LCN: Did you do any school plays in Hornell?
BP: Yes I did. The big one was Don’t Drink the Water, which Woody Allen wrote, which probably everybody did in high school at some time or another.

LCN: You have six siblings. Did any of them get into acting?
BP: I have never seen any of my siblings under the spotlight…I’m dying to [laughs]. A lot of my family is in medicine, and my father went to University of Rochester Medical School. My mother was a nurse that trained here, and they met at Strong Memorial Hospital; my brother John is a doctor that went to University of Rochester Med School. They’re all care-givers and doing very important work, so I’m just joking about wanting to see them act [laughs]. They better stay doing what they’re doing.

LCN: You attended school for a time at Oneonta. What did you study?
BP: Theater. Yea, I started out at Delhi, which was a two-year vocational school for building construction, and then I met this very charismatic guy who directed the plays. He went to Oneonta, he said ‘you’re gonna do what I did; you go there to Oneonta, you get a degree and then you’ll teach at a college like this one. It’s a good life, Pullman, you better do it.’

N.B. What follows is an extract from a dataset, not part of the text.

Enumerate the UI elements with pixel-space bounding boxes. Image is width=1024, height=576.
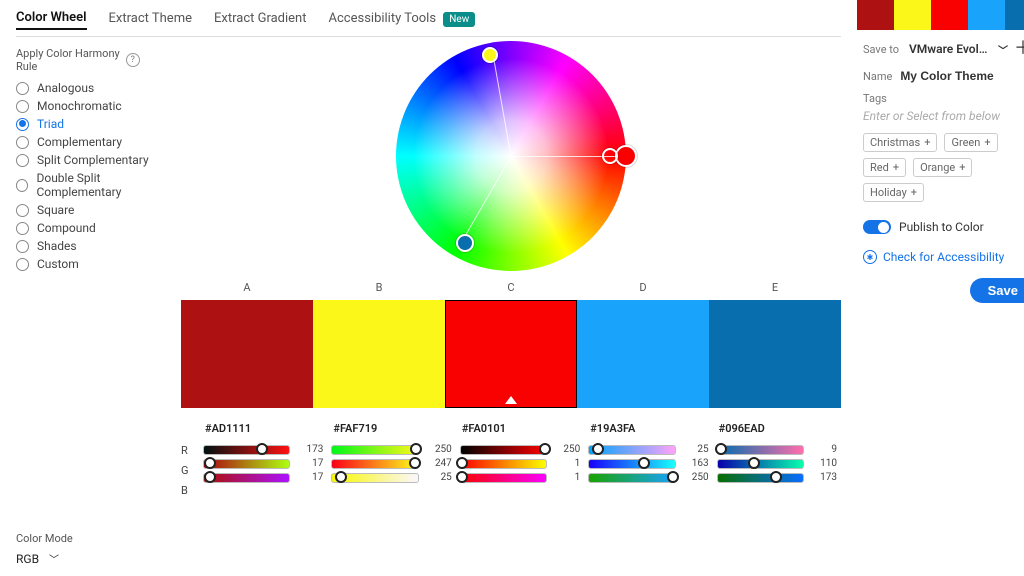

LCN: Is there a performance you did in your career that you’re most proud of?
BP: It’s funny. To tell you the truth, I really see film as a chance to exercise myself, and I don’t see it as primarily the kind of control that you need to have to make your life work – most important things in film – but I find that in the theater. And I have to say that some of my most important work, I think, has actually been in the theater. For me, my deepest, deepest satisfaction comes from doing The Goat on Broadway, from doing a premiere of a new play by someone who is one of the great American playwrights of the century. But at the same time, to work with David Lynch is an amazing honor, and to have the chance to do some movies that I think are good stories like Zero Effect or some small movies, it’s a good privilege to do those as well.